Abstract

INTRODUCTION: In 10% of acute myeloid leukemia (AML) patients the recurrent balanced translocation t(8;21) places the RUNX1 (AML1) gene next to RUNX1T1 (ETO) gene resulting in the generation of a RUNX1-RUNX1T1 fusion protein. While in mouse models this protein has failed to produce leukemia alone, alternative splicing of exon 9a of the RUNX1-RUNX1T1 fusion transcript has recently (

Yan et al,
Nat Med
,
12
,
945
,
2006
) been shown to result in a truncated RUNX1-RUNX1T1 fusion protein with increased leukemogenic potential in a retroviral transduction-transplantation model.

HYPOTHESIS: We hypothesized that i) the fusion of RUNX1 to RUNX1T1 alters exon 9a splicing balance, ii) Fusion transcripts containing exon 9a is involved in leukemogenesis in RUNX1-RUNX1T1 positive AML patients, and iii) the ratio between fusion transcripts with and without exon 9a may have prognostic significance.

MATERIALS AND METHODS: Real-time quantitative PCR analysis was performed using primer-probe sets discriminating between the RUNX1-RUNX1T1 fusion transcript as well as the RUNX1T1 transcript containing exon 9a (R+9a) or lacking exon 9a (R-9a), respectively. Twenty-three diagnosis and 117 follow-up samples from 14 RUNX1-RUNX1T1 positive patients and diagnosis samples from 13 RUNX1-RUNX1T1 negative AML patients, as well as from 29 normal donors were included in the study.

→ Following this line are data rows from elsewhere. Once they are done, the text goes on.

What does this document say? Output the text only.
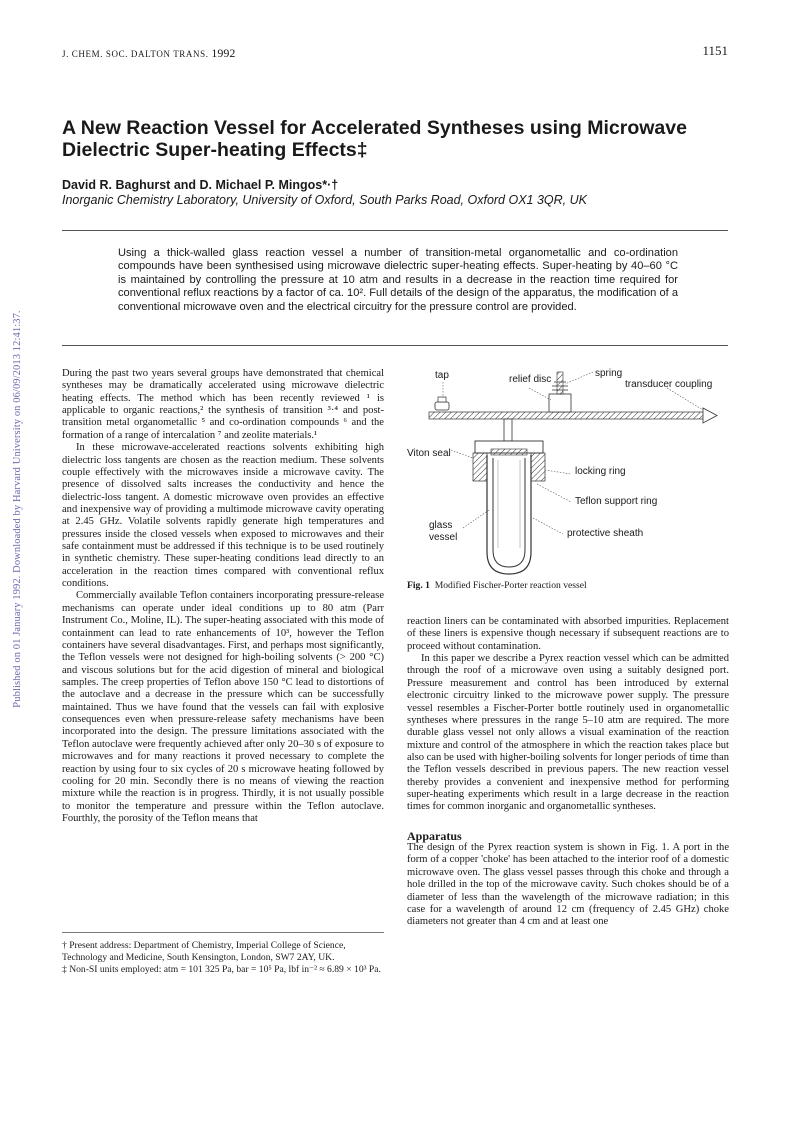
Published on 01 January 1992. Downloaded by Harvard University on 06/09/2013 12:41:37.
J. CHEM. SOC. DALTON TRANS. 1992	1151
A New Reaction Vessel for Accelerated Syntheses using Microwave Dielectric Super-heating Effects‡
David R. Baghurst and D. Michael P. Mingos*·†
Inorganic Chemistry Laboratory, University of Oxford, South Parks Road, Oxford OX1 3QR, UK
Using a thick-walled glass reaction vessel a number of transition-metal organometallic and co-ordination compounds have been synthesised using microwave dielectric super-heating effects. Super-heating by 40–60 °C is maintained by controlling the pressure at 10 atm and results in a decrease in the reaction time required for conventional reflux reactions by a factor of ca. 10². Full details of the design of the apparatus, the modification of a conventional microwave oven and the electrical circuitry for the pressure control are provided.

During the past two years several groups have demonstrated that chemical syntheses may be dramatically accelerated using microwave dielectric heating effects. The method which has been recently reviewed ¹ is applicable to organic reactions,² the synthesis of transition ³·⁴ and post-transition metal organometallic ⁵ and co-ordination compounds ⁶ and the formation of a range of intercalation ⁷ and zeolite materials.¹

In these microwave-accelerated reactions solvents exhibiting high dielectric loss tangents are chosen as the reaction medium. These solvents couple effectively with the microwaves inside a microwave cavity. The presence of dissolved salts increases the conductivity and hence the dielectric-loss tangent. A domestic microwave oven provides an effective and inexpensive way of providing a multimode microwave cavity operating at 2.45 GHz. Volatile solvents rapidly generate high temperatures and pressures inside the closed vessels when exposed to microwaves and their safe containment must be addressed if this technique is to be used routinely in synthetic chemistry. These super-heating conditions lead directly to an acceleration in the reaction times compared with conventional reflux conditions.

Commercially available Teflon containers incorporating pressure-release mechanisms can operate under ideal conditions up to 80 atm (Parr Instrument Co., Moline, IL). The super-heating associated with this mode of containment can lead to rate enhancements of 10³, however the Teflon containers have several disadvantages. First, and perhaps most significantly, the Teflon vessels were not designed for high-boiling solvents (> 200 °C) and viscous solutions but for the acid digestion of mineral and biological samples. The creep properties of Teflon above 150 °C lead to distortions of the autoclave and a decrease in the pressure which can be successfully maintained. Thus we have found that the vessels can fail with explosive consequences even when pressure-release safety mechanisms have been incorporated into the design. The pressure limitations associated with the Teflon autoclave were frequently achieved after only 20–30 s of exposure to microwaves and for many reactions it proved necessary to complete the reaction by using four to six cycles of 20 s microwave heating followed by cooling for 20 min. Secondly there is no means of viewing the reaction mixture while the reaction is in progress. Thirdly, it is not usually possible to monitor the temperature and pressure within the Teflon autoclave. Fourthly, the porosity of the Teflon means that

† Present address: Department of Chemistry, Imperial College of Science, Technology and Medicine, South Kensington, London, SW7 2AY, UK.

‡ Non-SI units employed: atm = 101 325 Pa, bar = 10⁵ Pa, lbf in⁻² ≈ 6.89 × 10³ Pa.

tap	relief disc
spring
transducer coupling
Viton seal
locking ring
Teflon support ring
glass
vessel	protective sheath
Fig. 1 Modified Fischer-Porter reaction vessel

reaction liners can be contaminated with absorbed impurities. Replacement of these liners is expensive though necessary if subsequent reactions are to proceed without contamination.

In this paper we describe a Pyrex reaction vessel which can be admitted through the roof of a microwave oven using a suitably designed port. Pressure measurement and control has been introduced by external electronic circuitry linked to the microwave power supply. The pressure vessel resembles a Fischer-Porter bottle routinely used in organometallic syntheses where pressures in the range 5–10 atm are required. The more durable glass vessel not only allows a visual examination of the reaction mixture and control of the atmosphere in which the reaction takes place but also can be used with higher-boiling solvents for longer periods of time than the Teflon vessels described in previous papers. The new reaction vessel thereby provides a convenient and inexpensive method for performing super-heating experiments which result in a large decrease in the reaction times for common inorganic and organometallic syntheses.

Apparatus

The design of the Pyrex reaction system is shown in Fig. 1. A port in the form of a copper 'choke' has been attached to the interior roof of a domestic microwave oven. The glass vessel passes through this choke and through a hole drilled in the top of the microwave cavity. Such chokes should be of a diameter of less than the wavelength of the microwave radiation; in this case for a wavelength of around 12 cm (frequency of 2.45 GHz) choke diameters not greater than 4 cm and at least one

RESULTS: Levels of the native RUNX1T1 mRNAs were expectedly low in both healthy donors and RUNX1-RUNX1T1 negative AML patients, allowing us to define a threshold, above which R+9a and R-9a expression in RUNX1-RUNX1T1+ patients truly reflected RUNX1-RUNX1T1 fusion transcript expression. Thus, median RUNX1-RUNX1T1 expression was a factor 500 higher than the BM threshold and a factor 104 higher than the PB threshold. The ratios between R+9a and R-9a transcripts were within a relatively narrow range in normal donors and RUNX1-RUNX1T1 negative patients (0.017 to 0.11, median 0.06). By contrast, the R+9a/R-9a ratios in RUNX1-RUNX1T1 positive AML patients were significantly higher (range 0.05–0.46, median 0.17), (Wilcoxon’s rank sum test, P<0.001), with 12/14 patients displaying R+9a/R-9a ratios above the normal range in either bone marrow (BM) or peripheral blood (PB). More importantly, patients who achieved a continuous complete remission (CCR) displayed a more rapid disappearance of the RR+9a compared to RR-9a (Wilcoxon’s rank sum test of individual patient slopes BM: P=0.07, PB: P=0.014), further corroborating the notion that deregulated RUNX1-RUNX1T1 splicing is part of leukemogenesis (Figure).

CONCLUSION: Deregulated RUNX1-RUNX1T1 splicing is part of the leukemogenic process in the majority of RUNX1-RUNX1T1 positive AML patients. We suggest that analysis of splice variant kinetics during cytoreduction may, if validated in larger studies, be a useful way to identify patients prone to relapse.

Splice variant kinetics during cytoreductive treatment in BM (A) and PB (B). Black lines: patients with later relapse. Grey broken lines: patients remaining in CCR. X-axis: time after diagnosis, y-axis: RR+9a/RR-9a splice variant ratio relative to ratio at diagnosis.

Disclosures: No relevant conflicts of interest to declare.